The reason why working on the knees is more dangerous for adolescents is due to the anatomy of the knee, and especially the specifics of it's anatomy during periods of growth. Most long bones in the body have a growth plate at each end (proximal and distal) to allow for development. These growth plates are more active at various times in our lives, however the rate of growth, and the exact ages that it fully closes are different in every individual. Typically the growth plates around the knees do not settle until about 12-19 years of age (1, 2).

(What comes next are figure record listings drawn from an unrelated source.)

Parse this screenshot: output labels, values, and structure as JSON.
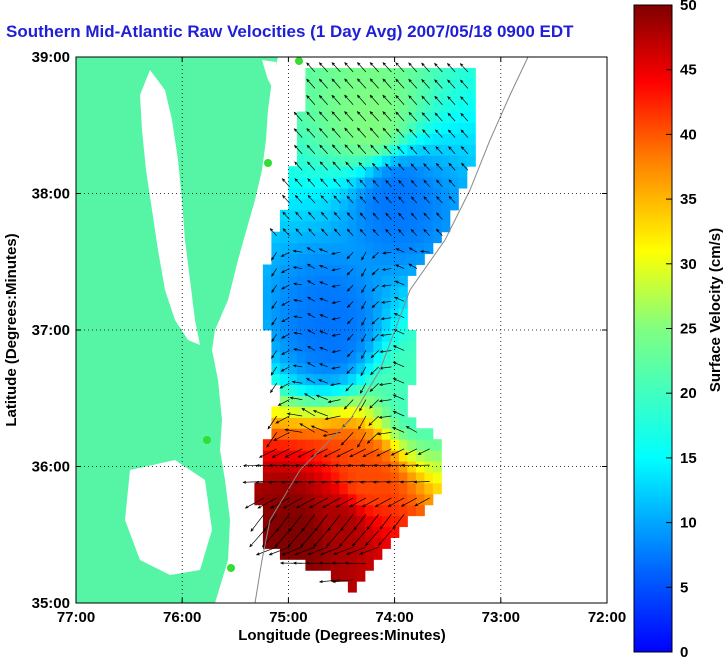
{
  "title": "Southern Mid-Atlantic Raw Velocities (1 Day Avg) 2007/05/18 0900 EDT",
  "chart_data": {
    "type": "heatmap",
    "xlabel": "Longitude (Degrees:Minutes)",
    "ylabel": "Latitude (Degrees:Minutes)",
    "xlim": [
      -77,
      -72
    ],
    "ylim": [
      35,
      39
    ],
    "x_ticks": [
      "77:00",
      "76:00",
      "75:00",
      "74:00",
      "73:00",
      "72:00"
    ],
    "y_ticks": [
      "35:00",
      "36:00",
      "37:00",
      "38:00",
      "39:00"
    ],
    "grid": true,
    "colorbar": {
      "label": "Surface Velocity (cm/s)",
      "min": 0,
      "max": 50,
      "ticks": [
        "0",
        "5",
        "10",
        "15",
        "20",
        "25",
        "30",
        "35",
        "40",
        "45",
        "50"
      ]
    },
    "velocity_regions": [
      {
        "region": "north",
        "lon": -74.2,
        "lat": 38.5,
        "speed_cm_s": 25
      },
      {
        "region": "north-center",
        "lon": -74.0,
        "lat": 38.0,
        "speed_cm_s": 12
      },
      {
        "region": "central",
        "lon": -74.6,
        "lat": 37.0,
        "speed_cm_s": 12
      },
      {
        "region": "central-east",
        "lon": -73.8,
        "lat": 36.5,
        "speed_cm_s": 22
      },
      {
        "region": "southern",
        "lon": -74.5,
        "lat": 35.6,
        "speed_cm_s": 48
      },
      {
        "region": "southwest",
        "lon": -74.9,
        "lat": 35.5,
        "speed_cm_s": 50
      },
      {
        "region": "southeast",
        "lon": -74.3,
        "lat": 35.9,
        "speed_cm_s": 40
      }
    ]
  }
}
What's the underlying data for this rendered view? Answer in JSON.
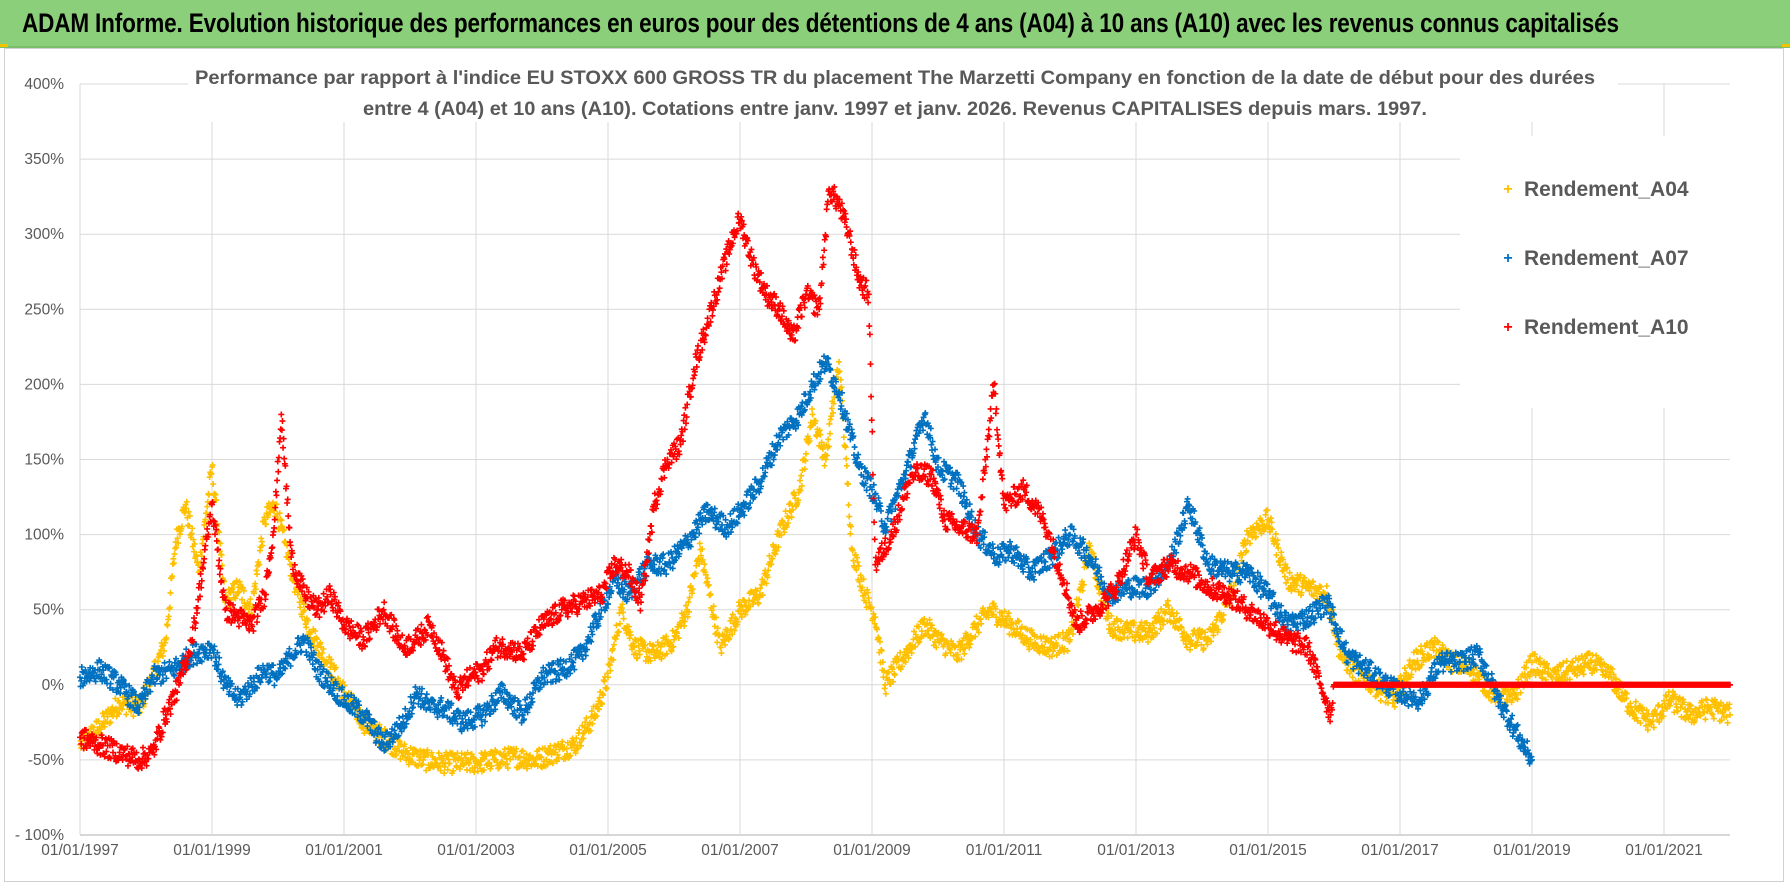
{
  "header": {
    "title": "ADAM Informe. Evolution historique des performances en euros pour des détentions de 4 ans (A04) à 10 ans (A10) avec les revenus connus capitalisés"
  },
  "colors": {
    "A04": "#ffc000",
    "A07": "#0070c0",
    "A10": "#ff0000"
  },
  "chart_data": {
    "type": "scatter",
    "title_line1": "Performance par rapport à l'indice EU STOXX 600 GROSS TR  du placement The Marzetti Company en fonction de la date de début pour des durées",
    "title_line2": "entre 4 (A04) et 10 ans (A10). Cotations entre janv. 1997 et janv. 2026. Revenus CAPITALISES depuis mars. 1997.",
    "xlabel": "",
    "ylabel": "",
    "xlim": [
      1997.0,
      2022.0
    ],
    "ylim": [
      -100,
      400
    ],
    "yticks": [
      400,
      350,
      300,
      250,
      200,
      150,
      100,
      50,
      0,
      -50,
      -100
    ],
    "ytick_labels": [
      "400%",
      "350%",
      "300%",
      "250%",
      "200%",
      "150%",
      "100%",
      "50%",
      "0%",
      "-50%",
      "- 100%"
    ],
    "xticks": [
      1997,
      1999,
      2001,
      2003,
      2005,
      2007,
      2009,
      2011,
      2013,
      2015,
      2017,
      2019,
      2021
    ],
    "xtick_labels": [
      "01/01/1997",
      "01/01/1999",
      "01/01/2001",
      "01/01/2003",
      "01/01/2005",
      "01/01/2007",
      "01/01/2009",
      "01/01/2011",
      "01/01/2013",
      "01/01/2015",
      "01/01/2017",
      "01/01/2019",
      "01/01/2021"
    ],
    "legend_position": "top-right",
    "series": [
      {
        "name": "Rendement_A04",
        "key": "A04",
        "x": [
          1997.0,
          1997.3,
          1997.6,
          1997.9,
          1998.1,
          1998.3,
          1998.45,
          1998.6,
          1998.8,
          1998.9,
          1999.0,
          1999.2,
          1999.4,
          1999.6,
          1999.8,
          1999.95,
          2000.1,
          2000.3,
          2000.5,
          2000.75,
          2001.0,
          2001.3,
          2001.6,
          2001.9,
          2002.2,
          2002.5,
          2002.8,
          2003.0,
          2003.3,
          2003.6,
          2003.9,
          2004.2,
          2004.5,
          2004.8,
          2005.0,
          2005.2,
          2005.4,
          2005.7,
          2006.0,
          2006.2,
          2006.4,
          2006.7,
          2007.0,
          2007.3,
          2007.6,
          2007.9,
          2008.1,
          2008.3,
          2008.5,
          2008.7,
          2008.9,
          2009.05,
          2009.2,
          2009.5,
          2009.8,
          2010.0,
          2010.3,
          2010.6,
          2010.8,
          2011.1,
          2011.4,
          2011.7,
          2012.0,
          2012.3,
          2012.6,
          2012.9,
          2013.2,
          2013.5,
          2013.8,
          2014.1,
          2014.4,
          2014.7,
          2015.0,
          2015.3,
          2015.6,
          2015.9,
          2016.1,
          2016.3,
          2016.6,
          2016.9,
          2017.2,
          2017.5,
          2017.8,
          2018.1,
          2018.4,
          2018.7,
          2019.0,
          2019.3,
          2019.6,
          2019.9,
          2020.2,
          2020.5,
          2020.8,
          2021.1,
          2021.4,
          2021.7,
          2022.0
        ],
        "y": [
          -40,
          -28,
          -12,
          -15,
          5,
          30,
          95,
          120,
          75,
          110,
          145,
          55,
          65,
          50,
          110,
          120,
          95,
          60,
          35,
          15,
          -5,
          -25,
          -35,
          -45,
          -50,
          -52,
          -52,
          -52,
          -50,
          -48,
          -50,
          -45,
          -40,
          -20,
          5,
          50,
          25,
          20,
          30,
          50,
          90,
          25,
          50,
          60,
          100,
          130,
          180,
          150,
          215,
          90,
          60,
          45,
          0,
          20,
          40,
          30,
          20,
          40,
          50,
          40,
          30,
          25,
          30,
          90,
          40,
          35,
          35,
          50,
          30,
          30,
          55,
          100,
          110,
          70,
          65,
          60,
          20,
          10,
          0,
          -10,
          15,
          25,
          15,
          10,
          -5,
          -10,
          15,
          5,
          10,
          15,
          5,
          -15,
          -25,
          -10,
          -20,
          -15,
          -20
        ]
      },
      {
        "name": "Rendement_A07",
        "key": "A07",
        "x": [
          1997.0,
          1997.3,
          1997.6,
          1997.9,
          1998.1,
          1998.4,
          1998.7,
          1999.0,
          1999.2,
          1999.4,
          1999.6,
          1999.8,
          2000.0,
          2000.2,
          2000.4,
          2000.6,
          2000.8,
          2001.0,
          2001.3,
          2001.6,
          2001.9,
          2002.1,
          2002.3,
          2002.5,
          2002.8,
          2003.1,
          2003.4,
          2003.7,
          2004.0,
          2004.3,
          2004.6,
          2004.9,
          2005.1,
          2005.3,
          2005.6,
          2005.9,
          2006.2,
          2006.5,
          2006.8,
          2007.0,
          2007.3,
          2007.6,
          2007.9,
          2008.1,
          2008.3,
          2008.5,
          2008.8,
          2009.0,
          2009.2,
          2009.5,
          2009.8,
          2010.0,
          2010.3,
          2010.6,
          2010.9,
          2011.1,
          2011.4,
          2011.7,
          2012.0,
          2012.3,
          2012.6,
          2012.9,
          2013.2,
          2013.5,
          2013.8,
          2014.1,
          2014.4,
          2014.7,
          2015.0,
          2015.3,
          2015.6,
          2015.9,
          2016.2,
          2016.5,
          2016.8,
          2017.0,
          2017.3,
          2017.6,
          2017.9,
          2018.2,
          2018.5,
          2018.8,
          2019.0
        ],
        "y": [
          5,
          10,
          0,
          -15,
          5,
          10,
          20,
          25,
          0,
          -10,
          0,
          10,
          5,
          20,
          30,
          10,
          0,
          -10,
          -20,
          -40,
          -25,
          -5,
          -15,
          -15,
          -25,
          -20,
          -5,
          -20,
          5,
          10,
          20,
          50,
          70,
          60,
          80,
          80,
          95,
          115,
          105,
          115,
          135,
          165,
          180,
          200,
          215,
          195,
          145,
          130,
          105,
          140,
          180,
          145,
          135,
          100,
          85,
          90,
          75,
          85,
          100,
          85,
          60,
          65,
          65,
          80,
          120,
          80,
          75,
          75,
          60,
          40,
          45,
          55,
          20,
          10,
          0,
          -5,
          -10,
          15,
          15,
          20,
          -10,
          -35,
          -50
        ]
      },
      {
        "name": "Rendement_A10",
        "key": "A10",
        "x": [
          1997.0,
          1997.3,
          1997.6,
          1997.9,
          1998.1,
          1998.3,
          1998.5,
          1998.7,
          1999.0,
          1999.2,
          1999.4,
          1999.6,
          1999.8,
          1999.95,
          2000.05,
          2000.2,
          2000.4,
          2000.6,
          2000.8,
          2001.0,
          2001.3,
          2001.6,
          2001.9,
          2002.1,
          2002.3,
          2002.5,
          2002.7,
          2002.9,
          2003.1,
          2003.3,
          2003.5,
          2003.7,
          2004.0,
          2004.3,
          2004.6,
          2004.9,
          2005.1,
          2005.3,
          2005.5,
          2005.7,
          2005.9,
          2006.1,
          2006.3,
          2006.5,
          2006.7,
          2006.9,
          2007.0,
          2007.2,
          2007.4,
          2007.6,
          2007.8,
          2008.0,
          2008.2,
          2008.35,
          2008.5,
          2008.65,
          2008.8,
          2008.95,
          2009.05,
          2009.3,
          2009.6,
          2009.9,
          2010.1,
          2010.3,
          2010.6,
          2010.85,
          2011.0,
          2011.3,
          2011.6,
          2011.9,
          2012.1,
          2012.4,
          2012.7,
          2013.0,
          2013.2,
          2013.5,
          2013.8,
          2014.1,
          2014.4,
          2014.7,
          2015.0,
          2015.3,
          2015.6,
          2015.8,
          2015.95,
          2016.0,
          2016.5,
          2017.0,
          2017.5,
          2018.0,
          2018.5,
          2019.0,
          2019.5,
          2020.0,
          2020.5,
          2021.0,
          2021.5,
          2022.0
        ],
        "y": [
          -35,
          -40,
          -45,
          -50,
          -45,
          -20,
          0,
          30,
          120,
          50,
          45,
          40,
          60,
          110,
          180,
          85,
          60,
          50,
          60,
          40,
          30,
          50,
          25,
          30,
          40,
          20,
          -5,
          5,
          10,
          25,
          25,
          20,
          40,
          50,
          55,
          60,
          80,
          75,
          55,
          120,
          150,
          160,
          210,
          240,
          270,
          300,
          310,
          280,
          260,
          250,
          230,
          260,
          250,
          330,
          320,
          300,
          270,
          260,
          80,
          100,
          140,
          140,
          110,
          105,
          100,
          200,
          120,
          130,
          110,
          70,
          40,
          50,
          65,
          100,
          70,
          80,
          75,
          65,
          60,
          50,
          40,
          30,
          25,
          0,
          -20,
          0,
          0,
          0,
          0,
          0,
          0,
          0,
          0,
          0,
          0,
          0,
          0,
          0
        ]
      }
    ],
    "legend": [
      "Rendement_A04",
      "Rendement_A07",
      "Rendement_A10"
    ]
  }
}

The adolescent leg grows approximately 23 mm/year, with most of that coming from the knee (15 mm/year):
- distal tibia - 5 mm / yr (3/16 in)
- proximal tibia - 6 mm / yr (1/4 in)
- distal femur - 9 mm / yr (3/8 in)
- proximal femur - 3 mm / yr (1/8 in)
The tendon from the knee cap, the patella tendon, attaches onto the tibia at the tibial tuberosity, which also happens to be where one of the major growth plates in your lower leg is (the proximal tibial epiphyseal plate). Many young students begin to develop painful and unsightly lumps on the front of their knee from constant pulling in this area during periods of growth, termed Osgood Schlatters disease.

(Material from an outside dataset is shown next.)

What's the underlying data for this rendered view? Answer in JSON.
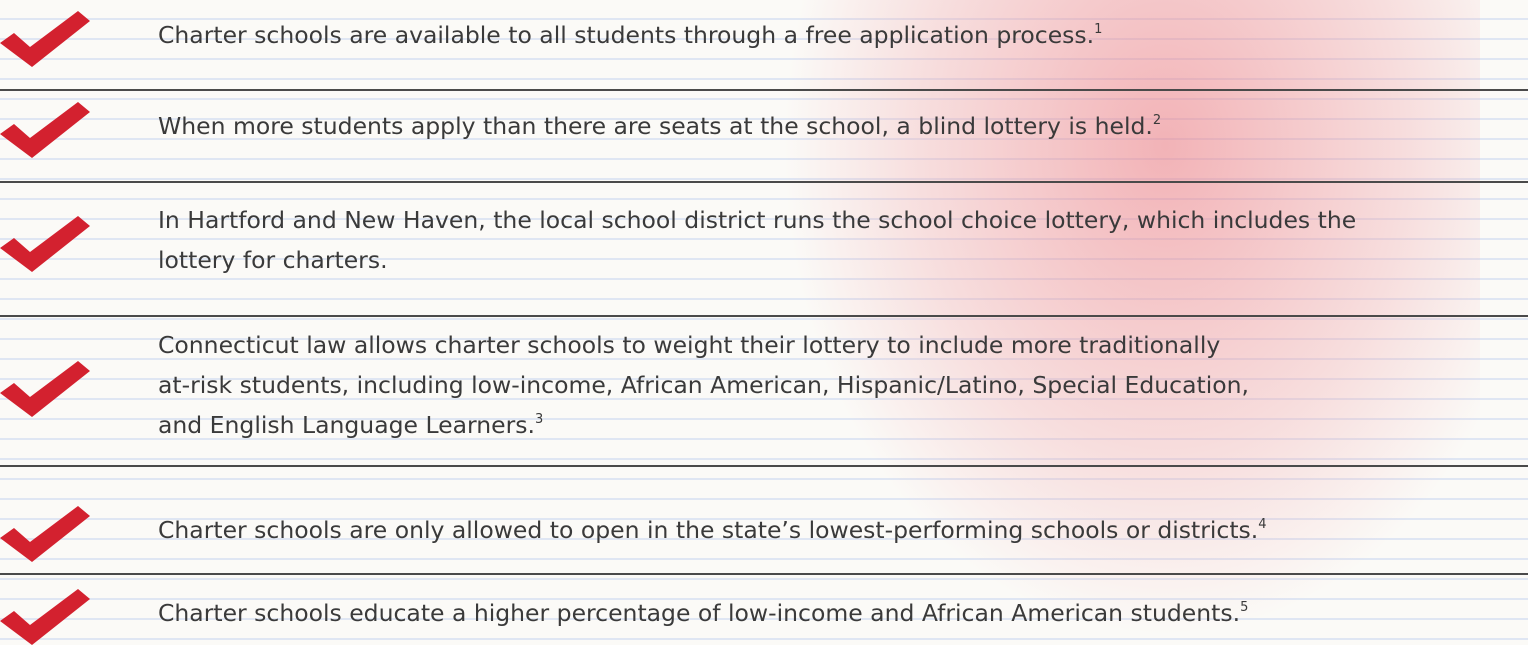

Osgood Schlatters disease is not actually a disease, but a syndrome that was just named after the doctor who first described it, hence its rather scary name! It is very common in adolescent athletes, due to an unfortunate anatomical situation. In the knee, there is a tendon (the patella tendon), that connects the kneecap (patella) onto the shin bone (tibia). The knee cap is very important in acting as a pulley, to transfer force through the knee without the muscles and tendons rubbing over the joint. Unfortunately, where the tendon attaches onto the tibia is exactly where the growth plate is situated in young adults. During periods of growth, there is a lot of cell turnover happening in this area, and if the tendon is repeatedly pulled (as in running and jumping) an area of inflammation may occur around the growth plate. In severe cases, a small piece of bone may actually pull up, away from the shin bone, and a visible lump will be seen at the top of the shin.

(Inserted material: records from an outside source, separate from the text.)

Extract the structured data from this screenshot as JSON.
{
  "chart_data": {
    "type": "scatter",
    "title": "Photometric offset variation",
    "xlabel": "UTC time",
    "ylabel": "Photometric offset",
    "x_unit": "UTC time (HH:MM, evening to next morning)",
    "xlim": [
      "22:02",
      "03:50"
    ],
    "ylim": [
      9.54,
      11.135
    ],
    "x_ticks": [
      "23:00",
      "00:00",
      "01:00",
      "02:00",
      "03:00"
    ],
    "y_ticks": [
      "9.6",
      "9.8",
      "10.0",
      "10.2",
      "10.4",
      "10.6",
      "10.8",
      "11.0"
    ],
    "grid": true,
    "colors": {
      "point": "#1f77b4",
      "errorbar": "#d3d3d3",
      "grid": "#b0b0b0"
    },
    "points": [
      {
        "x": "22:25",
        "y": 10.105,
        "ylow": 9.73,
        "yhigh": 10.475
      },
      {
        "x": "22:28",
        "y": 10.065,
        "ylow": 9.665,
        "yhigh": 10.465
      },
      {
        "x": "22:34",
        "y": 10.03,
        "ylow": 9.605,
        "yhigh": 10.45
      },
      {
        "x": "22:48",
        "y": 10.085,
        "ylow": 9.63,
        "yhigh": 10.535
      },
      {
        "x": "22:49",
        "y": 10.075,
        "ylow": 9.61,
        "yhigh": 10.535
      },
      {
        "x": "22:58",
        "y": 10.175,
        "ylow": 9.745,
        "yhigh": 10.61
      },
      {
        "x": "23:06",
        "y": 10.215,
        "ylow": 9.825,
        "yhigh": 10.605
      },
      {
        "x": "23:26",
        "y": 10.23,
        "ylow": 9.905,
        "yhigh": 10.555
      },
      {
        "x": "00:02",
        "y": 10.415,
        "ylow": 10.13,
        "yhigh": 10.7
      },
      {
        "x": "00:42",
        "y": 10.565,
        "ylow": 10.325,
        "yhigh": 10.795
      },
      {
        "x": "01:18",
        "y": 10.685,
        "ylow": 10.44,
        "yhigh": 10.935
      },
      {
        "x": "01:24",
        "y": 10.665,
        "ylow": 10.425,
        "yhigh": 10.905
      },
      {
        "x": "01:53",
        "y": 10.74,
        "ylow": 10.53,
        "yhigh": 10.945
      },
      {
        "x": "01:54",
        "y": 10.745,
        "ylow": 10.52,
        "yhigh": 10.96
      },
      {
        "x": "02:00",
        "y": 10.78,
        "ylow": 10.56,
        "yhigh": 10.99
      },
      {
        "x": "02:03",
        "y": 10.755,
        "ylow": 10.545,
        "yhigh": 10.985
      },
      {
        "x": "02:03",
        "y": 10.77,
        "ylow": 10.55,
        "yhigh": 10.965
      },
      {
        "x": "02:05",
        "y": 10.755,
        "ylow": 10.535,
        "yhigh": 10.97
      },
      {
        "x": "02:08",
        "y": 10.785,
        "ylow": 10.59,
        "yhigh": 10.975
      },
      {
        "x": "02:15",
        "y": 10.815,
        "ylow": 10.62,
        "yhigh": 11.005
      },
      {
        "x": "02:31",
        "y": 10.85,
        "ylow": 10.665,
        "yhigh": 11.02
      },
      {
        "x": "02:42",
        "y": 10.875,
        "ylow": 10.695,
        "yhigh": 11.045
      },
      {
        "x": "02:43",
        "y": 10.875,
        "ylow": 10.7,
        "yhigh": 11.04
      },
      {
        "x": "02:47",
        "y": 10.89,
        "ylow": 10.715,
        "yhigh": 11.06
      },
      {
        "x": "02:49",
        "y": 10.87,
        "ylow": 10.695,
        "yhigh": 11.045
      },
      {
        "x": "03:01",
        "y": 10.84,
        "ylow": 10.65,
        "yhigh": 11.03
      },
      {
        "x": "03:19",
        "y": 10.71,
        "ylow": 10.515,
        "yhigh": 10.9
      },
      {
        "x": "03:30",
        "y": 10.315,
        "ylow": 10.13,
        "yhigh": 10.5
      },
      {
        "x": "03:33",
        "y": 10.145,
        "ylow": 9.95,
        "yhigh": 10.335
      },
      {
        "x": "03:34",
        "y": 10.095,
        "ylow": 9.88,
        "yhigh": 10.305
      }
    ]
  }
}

Aggressive work on the knees can actually cause the bone be cleaved off, due to too much load in this area during a period of sudden growth or intense activity. The photos below are from an 11 year old dancer who was doing a significant amount of dancing during a sudden period of growth. You can see the damage to the bone where the patella tendon attaches to the lower leg.
While excessive jumping will aggravate the condition, if you suffer from osgood schlatters you should not have to stop ballet or sport completely. You should abstain from jumping when the knees are tender, and must continually focus on correct placement of the feet and hips. Please also consult a sports physical therapist who is accustomed to dealing with younger people as there are also many things that you can do to decrease the symptoms to allow you to continue dancing, including;
- Gentle stretching of the Quadriceps.
- Strengthening the buttock muscles and other muscles around the hips to reduce the load on the knees.
- Taping techniques to redistribute the load going through the tendon.
- Icing the tendon after exercise, on a gentle stretch, to reduce the amount of inflammation.